The Star-News


Glimpse into adventurous future

Sat, Mar 15 2014 12:00 PM Posted By: Carlos R. Davalos

Life presents myriad opportunities to be humbled. But perhaps none are so delicious as those times when you are surrounded by teens.

Last weekend 60 high schools from all points on the map sent teams to compete in the San Diego Regional FIRST Robotics Competition at the old Sports Arena in Point Loma.

Hundreds of brilliant, above average and average students were there to watch their creations bang and bump against each other as they tried to outscore opponents over a two-day tournament. Sweetwater Union High School District was represented by teams from Castle Park, Chula Vista, Eastlake, Hilltop, Montgomery and Sweetwater high schools.
Each team was responsible for building from scratch a robot capabale of retrieving and throwing a giant rubber ball into one of several goals while zipping around at break-neck speeds.

Teenagers tinkered with wires and computers. They manipulated metal arms and hydraulic pumps and developed programs that allowed their robots to operate autonomously.
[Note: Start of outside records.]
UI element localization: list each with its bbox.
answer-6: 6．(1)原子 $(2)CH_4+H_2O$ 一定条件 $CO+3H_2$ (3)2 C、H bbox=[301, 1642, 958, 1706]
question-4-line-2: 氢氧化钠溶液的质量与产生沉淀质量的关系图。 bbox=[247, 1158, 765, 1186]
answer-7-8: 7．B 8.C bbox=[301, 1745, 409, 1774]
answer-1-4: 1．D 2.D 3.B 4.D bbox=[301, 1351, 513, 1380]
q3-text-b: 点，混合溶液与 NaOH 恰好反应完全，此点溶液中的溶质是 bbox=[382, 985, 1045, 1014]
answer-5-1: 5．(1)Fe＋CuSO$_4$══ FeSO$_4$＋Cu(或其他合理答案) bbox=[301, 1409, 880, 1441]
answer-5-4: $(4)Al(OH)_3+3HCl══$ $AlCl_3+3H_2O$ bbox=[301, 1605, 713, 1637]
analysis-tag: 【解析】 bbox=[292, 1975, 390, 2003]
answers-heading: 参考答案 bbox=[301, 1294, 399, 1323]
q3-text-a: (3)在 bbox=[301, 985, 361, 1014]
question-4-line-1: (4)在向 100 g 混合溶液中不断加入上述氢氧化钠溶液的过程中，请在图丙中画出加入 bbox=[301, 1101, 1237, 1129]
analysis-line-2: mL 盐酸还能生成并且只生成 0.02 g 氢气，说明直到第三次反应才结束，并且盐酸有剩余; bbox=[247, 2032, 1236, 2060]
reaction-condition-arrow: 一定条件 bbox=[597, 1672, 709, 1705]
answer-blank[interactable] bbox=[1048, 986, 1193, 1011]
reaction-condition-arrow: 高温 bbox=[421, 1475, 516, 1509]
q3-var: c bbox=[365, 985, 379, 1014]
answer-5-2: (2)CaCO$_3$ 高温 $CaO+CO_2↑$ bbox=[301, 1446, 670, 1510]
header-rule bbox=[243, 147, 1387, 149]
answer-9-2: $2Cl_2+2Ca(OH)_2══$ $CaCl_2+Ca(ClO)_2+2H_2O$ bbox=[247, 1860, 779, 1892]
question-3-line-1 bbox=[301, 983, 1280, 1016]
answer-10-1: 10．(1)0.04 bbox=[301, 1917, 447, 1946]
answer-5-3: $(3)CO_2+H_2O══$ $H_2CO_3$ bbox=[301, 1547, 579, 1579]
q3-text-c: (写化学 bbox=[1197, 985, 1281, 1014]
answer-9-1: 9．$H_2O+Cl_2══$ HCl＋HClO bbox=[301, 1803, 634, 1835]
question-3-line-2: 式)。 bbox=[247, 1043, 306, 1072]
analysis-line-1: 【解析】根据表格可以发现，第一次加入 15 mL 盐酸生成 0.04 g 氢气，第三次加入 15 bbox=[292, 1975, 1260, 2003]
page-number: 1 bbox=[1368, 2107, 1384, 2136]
They talked about strategy the way some coaches talk about zone defense and player formation.

Earlier in the school year students were given a month and a half  to build their machines. At the end of six weeks the robots had to be put away until competition weekend. For some teams that left very little time to work out the bugs or become familiar with the way their robots worked remotely. That meant, on match day, teams were scrambling to fix what wasn’t working properly or that which had been banged up in competition.
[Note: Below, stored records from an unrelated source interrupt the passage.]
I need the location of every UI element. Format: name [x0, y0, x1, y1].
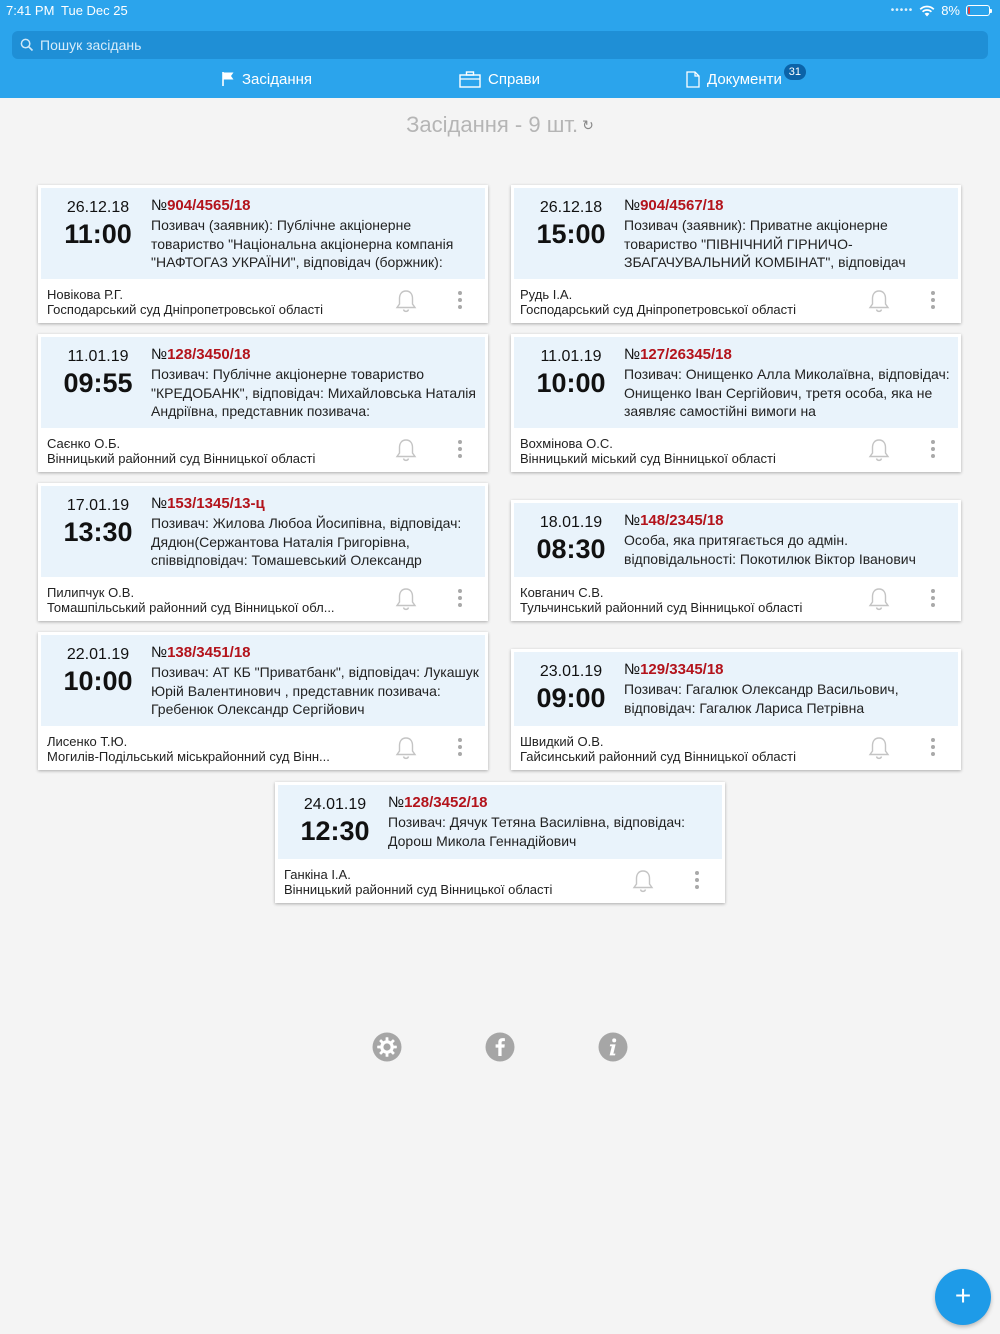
search-bar[interactable] [12, 31, 988, 59]
court-name: Вінницький міський суд Вінницької області [520, 451, 776, 466]
judge-name: Саєнко О.Б. [47, 436, 121, 451]
tab-cases-label: Справи [488, 70, 540, 88]
case-description: Особа, яка притягається до адмін. відповідальності: Покотилюк Віктор Іванович [624, 532, 916, 567]
card-header [514, 652, 958, 726]
more-options-icon[interactable] [456, 738, 464, 758]
court-name: Тульчинський районний суд Вінницької області [520, 600, 803, 615]
case-description: Позивач: Жилова Любоа Йосипівна, відповідач: Дядюн(Сержантова Наталія Григорівна, співвідповідач: Томашевський Олександр [151, 515, 462, 568]
judge-name: Ковганич С.В. [520, 585, 604, 600]
hearing-time: 10:00 [63, 666, 133, 696]
card-header [41, 486, 485, 577]
card-header [41, 337, 485, 428]
court-name: Вінницький районний суд Вінницької області [47, 451, 316, 466]
case-number[interactable] [624, 346, 732, 363]
tab-hearings-label: Засідання [242, 70, 313, 88]
hearing-card[interactable] [275, 782, 725, 903]
court-name: Могилів-Подільський міськрайонний суд Вінн... [47, 749, 330, 764]
battery-level [968, 7, 970, 14]
judge-name: Рудь І.А. [520, 287, 573, 302]
tab-documents[interactable] [686, 66, 802, 92]
case-number-prefix: № [151, 346, 168, 363]
case-description: Позивач (заявник): Приватне акціонерне товариство "ПІВНІЧНИЙ ГІРНИЧО-ЗБАГАЧУВАЛЬНИЙ КОМБІНАТ", відповідач [624, 217, 906, 270]
hearing-card[interactable] [38, 632, 488, 770]
bell-icon[interactable] [395, 289, 417, 313]
tab-documents-label: Документи [707, 70, 782, 88]
case-description: Позивач (заявник): Публічне акціонерне товариство "Національна акціонерна компанія "НАФТОГАЗ УКРАЇНИ", відповідач (боржник): [151, 217, 454, 270]
status-time: 7:41 PM [6, 3, 55, 18]
card-header [514, 337, 958, 428]
search-icon [20, 38, 34, 52]
hearing-date: 11.01.19 [540, 348, 602, 365]
card-footer [275, 859, 725, 903]
document-icon [686, 71, 700, 88]
info-icon[interactable] [598, 1032, 628, 1062]
case-number[interactable] [388, 794, 488, 811]
hearing-date: 24.01.19 [303, 796, 367, 813]
card-footer [38, 726, 488, 770]
top-bar [0, 0, 1000, 98]
hearing-time: 09:00 [536, 683, 606, 713]
card-header [514, 188, 958, 279]
hearing-card[interactable] [511, 185, 961, 323]
bell-icon[interactable] [632, 869, 654, 893]
court-name: Томашпільський районний суд Вінницької обл... [47, 600, 335, 615]
facebook-icon[interactable] [485, 1032, 515, 1062]
case-number-prefix: № [624, 197, 641, 214]
more-options-icon[interactable] [929, 291, 937, 311]
case-number-prefix: № [388, 794, 405, 811]
judge-name: Лисенко Т.Ю. [47, 734, 128, 749]
battery-percent: 8% [941, 3, 960, 18]
case-number-value: 129/3345/18 [640, 661, 724, 678]
signal-dots-icon: ••••• [890, 5, 914, 16]
judge-name: Вохмінова О.С. [520, 436, 613, 451]
court-name: Господарський суд Дніпропетровської області [47, 302, 323, 317]
status-date: Tue Dec 25 [61, 3, 128, 18]
case-number[interactable] [624, 197, 724, 214]
card-footer [511, 279, 961, 323]
case-number-prefix: № [624, 346, 641, 363]
hearing-time: 10:00 [536, 368, 606, 398]
case-number-value: 127/26345/18 [640, 346, 732, 363]
hearing-date: 18.01.19 [539, 514, 603, 531]
tab-bar [0, 66, 1000, 94]
case-number-prefix: № [151, 644, 168, 661]
bell-icon[interactable] [868, 587, 890, 611]
case-number[interactable] [624, 512, 724, 529]
case-number-value: 153/1345/13-ц [167, 495, 265, 512]
page-title [0, 112, 1000, 138]
add-hearing-button[interactable]: + [935, 1269, 991, 1325]
more-options-icon[interactable] [929, 440, 937, 460]
more-options-icon[interactable] [456, 440, 464, 460]
case-description: Позивач: Дячук Тетяна Василівна, відповідач: Дорош Микола Геннадійович [388, 814, 686, 849]
case-description: Позивач: Публічне акціонерне товариство "КРЕДОБАНК", відповідач: Михайловська Наталія Андріївна, представник позивача: [151, 366, 476, 419]
hearing-time: 15:00 [536, 219, 606, 249]
case-number[interactable] [151, 495, 265, 512]
briefcase-icon [459, 71, 481, 88]
hearing-card[interactable] [38, 334, 488, 472]
case-number-prefix: № [151, 197, 168, 214]
case-description: Позивач: Онищенко Алла Миколаївна, відповідач: Онищенко Іван Сергійович, третя особа, яка не заявляє самостійні вимоги на [624, 366, 950, 419]
gear-icon[interactable] [372, 1032, 402, 1062]
judge-name: Пилипчук О.В. [47, 585, 135, 600]
court-name: Вінницький районний суд Вінницької області [284, 882, 553, 897]
page-title-text: Засідання - 9 шт. [406, 112, 579, 137]
card-footer [38, 279, 488, 323]
case-number-value: 904/4567/18 [640, 197, 724, 214]
hearing-card[interactable] [511, 334, 961, 472]
card-footer [511, 577, 961, 621]
more-options-icon[interactable] [693, 871, 701, 891]
more-options-icon[interactable] [929, 589, 937, 609]
hearing-card[interactable] [511, 500, 961, 621]
refresh-icon[interactable]: ↻ [582, 117, 594, 133]
more-options-icon[interactable] [456, 589, 464, 609]
tab-hearings[interactable] [221, 66, 312, 92]
case-number-value: 904/4565/18 [167, 197, 251, 214]
hearing-date: 22.01.19 [66, 646, 130, 663]
bell-icon[interactable] [395, 438, 417, 462]
case-number-value: 128/3450/18 [167, 346, 251, 363]
case-number[interactable] [151, 346, 251, 363]
hearing-time: 09:55 [63, 368, 133, 398]
card-header [41, 188, 485, 279]
more-options-icon[interactable] [456, 291, 464, 311]
bell-icon[interactable] [868, 736, 890, 760]
case-number-prefix: № [624, 512, 641, 529]
search-input[interactable] [40, 37, 940, 53]
card-header [514, 503, 958, 577]
more-options-icon[interactable] [929, 738, 937, 758]
case-number-value: 128/3452/18 [404, 794, 488, 811]
card-header [41, 635, 485, 726]
hearing-time: 11:00 [64, 219, 132, 249]
hearing-date: 23.01.19 [539, 663, 603, 680]
court-name: Гайсинський районний суд Вінницької області [520, 749, 796, 764]
bell-icon[interactable] [395, 736, 417, 760]
hearing-date: 11.01.19 [67, 348, 129, 365]
tab-cases[interactable] [459, 66, 540, 92]
wifi-icon [919, 5, 935, 17]
hearing-time: 13:30 [63, 517, 133, 547]
card-footer [511, 726, 961, 770]
bell-icon[interactable] [868, 289, 890, 313]
documents-count-badge: 31 [784, 64, 806, 80]
case-description: Позивач: АТ КБ "Приватбанк", відповідач: Лукашук Юрій Валентинович , представник позивача: Гребенюк Олександр Сергійович [151, 664, 479, 717]
case-number-prefix: № [624, 661, 641, 678]
status-bar [0, 0, 1000, 22]
case-number-value: 148/2345/18 [640, 512, 724, 529]
bell-icon[interactable] [868, 438, 890, 462]
hearing-date: 17.01.19 [66, 497, 130, 514]
judge-name: Новікова Р.Г. [47, 287, 123, 302]
court-name: Господарський суд Дніпропетровської області [520, 302, 796, 317]
battery-icon [966, 5, 990, 16]
card-footer [38, 577, 488, 621]
case-number[interactable] [624, 661, 724, 678]
case-number-value: 138/3451/18 [167, 644, 251, 661]
hearing-date: 26.12.18 [66, 199, 130, 216]
flag-icon [221, 71, 235, 87]
hearing-time: 12:30 [300, 816, 370, 846]
judge-name: Ганкіна І.А. [284, 867, 351, 882]
judge-name: Швидкий О.В. [520, 734, 604, 749]
bell-icon[interactable] [395, 587, 417, 611]
card-footer [38, 428, 488, 472]
hearing-card[interactable] [511, 649, 961, 770]
hearing-card[interactable] [38, 483, 488, 621]
case-number-prefix: № [151, 495, 168, 512]
hearing-date: 26.12.18 [539, 199, 603, 216]
status-right [891, 3, 990, 18]
case-number[interactable] [151, 644, 251, 661]
case-description: Позивач: Гагалюк Олександр Васильович, відповідач: Гагалюк Лариса Петрівна [624, 681, 899, 716]
case-number[interactable] [151, 197, 251, 214]
card-header [278, 785, 722, 859]
hearing-time: 08:30 [536, 534, 606, 564]
card-footer [511, 428, 961, 472]
hearing-card[interactable] [38, 185, 488, 323]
It raised the question, what if NASA was run this way? What if scientists and engineers were asked to build a planet explorer and then learn to fix on the fly the things that went wrong? Then you remember, they do.

Of course the minds that put people and robots on faraway planets don’t intend for their machines to malfunction. But sometimes they do. And they fix what is wrong and learn from the experience and sometimes develop better approaches and machines. And to a smaller degree, that’s what was seen last weekend.

In simple terms, kids put their heads to gether to create a machine that can put a ball through hole via remote control. But in a broader sense some of these kids were getting a taste of engineering and programming. They were learning what it was like to work on a team to achieve a common goal. These students were taking their first steps to becoming the men and women who build rockets and robots that explore distant planets. The engineers who develop vehicles that dive deep into oceans and send back pictures of the undiscovered.

They are the people who will one day take us on wild adventures. It’s a humbling thought.